From the introduction to Earth Under Fire
“This book is a message from many of the places where the effects of rapid climate change are being seen and where scientists are studying what is happening. It is also a report on what these changes mean and what we can do about them.
As a witness to climate change, I have stood in the empty rookeries of displaced Adélie penguins and felt the chill as huge icebergs separated from an ice shelf in Antarctica. I have seen the jagged fronts of receding Greenland glaciers and observed subtle changes on the tundra. I have tracked down Alpine glaciers depicted in 150-year-old images and rephotographed them to show them wasting away. In the woods of eastern North America I have walked among spring wildflowers and watched for migrant songbirds, which are arriving earlier each season than in decades past. Along the coasts I have seen rising tides and heavy storms erode beaches.

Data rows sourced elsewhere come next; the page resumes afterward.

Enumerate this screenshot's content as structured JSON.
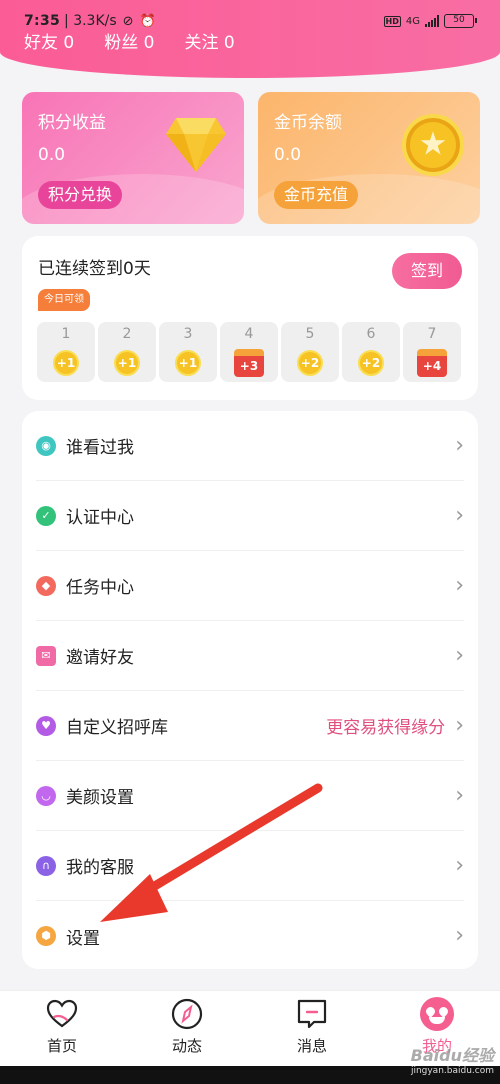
{
  "status_bar": {
    "time": "7:35",
    "network_speed": "3.3K/s",
    "network_type": "4G",
    "hd_badge": "HD",
    "battery": "50"
  },
  "social": {
    "friends": "好友 0",
    "fans": "粉丝 0",
    "following": "关注 0"
  },
  "points_card": {
    "title": "积分收益",
    "value": "0.0",
    "button": "积分兑换"
  },
  "coin_card": {
    "title": "金币余额",
    "value": "0.0",
    "button": "金币充值"
  },
  "checkin": {
    "title": "已连续签到0天",
    "button": "签到",
    "tip": "今日可领",
    "days": [
      {
        "day": "1",
        "reward": "+1",
        "type": "coin"
      },
      {
        "day": "2",
        "reward": "+1",
        "type": "coin"
      },
      {
        "day": "3",
        "reward": "+1",
        "type": "coin"
      },
      {
        "day": "4",
        "reward": "+3",
        "type": "chest"
      },
      {
        "day": "5",
        "reward": "+2",
        "type": "coin"
      },
      {
        "day": "6",
        "reward": "+2",
        "type": "coin"
      },
      {
        "day": "7",
        "reward": "+4",
        "type": "chest"
      }
    ]
  },
  "menu": [
    {
      "label": "谁看过我",
      "icon": "eye-icon",
      "color": "#3fc6c0"
    },
    {
      "label": "认证中心",
      "icon": "shield-check-icon",
      "color": "#33c27a"
    },
    {
      "label": "任务中心",
      "icon": "diamond-task-icon",
      "color": "#f26a5e"
    },
    {
      "label": "邀请好友",
      "icon": "envelope-icon",
      "color": "#f06ba6"
    },
    {
      "label": "自定义招呼库",
      "icon": "heart-chat-icon",
      "color": "#b45be6",
      "extra": "更容易获得缘分"
    },
    {
      "label": "美颜设置",
      "icon": "smile-face-icon",
      "color": "#c268ef"
    },
    {
      "label": "我的客服",
      "icon": "headset-icon",
      "color": "#8b62e6"
    },
    {
      "label": "设置",
      "icon": "gear-hexagon-icon",
      "color": "#f5a640"
    }
  ],
  "tabbar": [
    {
      "label": "首页",
      "icon": "heart-outline-icon"
    },
    {
      "label": "动态",
      "icon": "compass-icon"
    },
    {
      "label": "消息",
      "icon": "chat-bubble-icon"
    },
    {
      "label": "我的",
      "icon": "love-eyes-face-icon"
    }
  ],
  "watermark": {
    "brand": "Baidu经验",
    "url": "jingyan.baidu.com"
  },
  "colors": {
    "accent_pink": "#f65f93",
    "points_pink": "#f874b6",
    "coin_orange": "#fcb56b",
    "annotation_red": "#e8392c"
  }
}
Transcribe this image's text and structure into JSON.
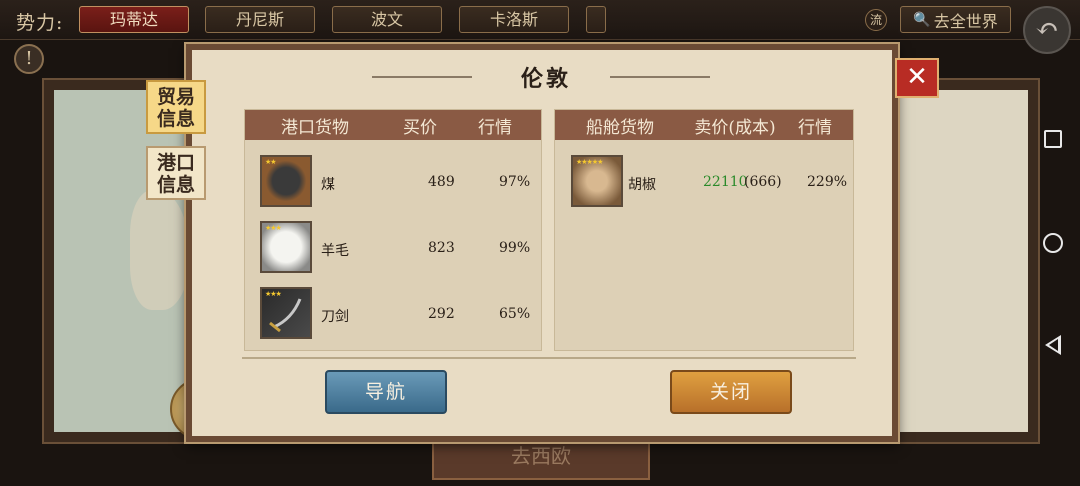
{
  "topbar": {
    "faction_label": "势力:",
    "factions": [
      "玛蒂达",
      "丹尼斯",
      "波文",
      "卡洛斯"
    ],
    "stream_label": "流",
    "world_button": "去全世界"
  },
  "sidebar": {
    "tabs": [
      {
        "label": "贸易信息",
        "active": true
      },
      {
        "label": "港口信息",
        "active": false
      }
    ]
  },
  "dialog": {
    "title": "伦敦",
    "port_panel": {
      "headers": [
        "港口货物",
        "买价",
        "行情"
      ],
      "rows": [
        {
          "icon": "coal-icon",
          "stars": 2,
          "name": "煤",
          "price": "489",
          "market": "97%"
        },
        {
          "icon": "wool-icon",
          "stars": 3,
          "name": "羊毛",
          "price": "823",
          "market": "99%"
        },
        {
          "icon": "sword-icon",
          "stars": 3,
          "name": "刀剑",
          "price": "292",
          "market": "65%"
        }
      ]
    },
    "ship_panel": {
      "headers": [
        "船舱货物",
        "卖价(成本)",
        "行情"
      ],
      "rows": [
        {
          "icon": "pepper-icon",
          "stars": 5,
          "name": "胡椒",
          "price": "22110",
          "cost": "(666)",
          "market": "229%"
        }
      ]
    },
    "navigate_button": "导航",
    "close_button": "关闭"
  },
  "background": {
    "banner": "去西欧"
  },
  "colors": {
    "profit_green": "#2a8a2a",
    "header_brown": "#8a5a44",
    "close_red": "#b82c24"
  }
}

I have heard the anguish in the voices of native Alaskans as they describe their village being washed away, of Chinese farmers facing famine caused by drought, and of Pacific Islanders driven from their homes by increasingly high tides. Global warming is affecting the whole world, from the tiniest ocean plankton to humans in their cities and the flora and fauna of entire river basins and mountain ranges.
These observations are part of a photographic project called "World View of Global Warming," for which I traveled to 22 nations and seven continents. This book presents this visual evidence and combines it with the latest scientific and social reports of changes taking place now. It details what is beginning to be done around the world to control rapid climate change and issues a call to action to citizens, leaders, and governments.”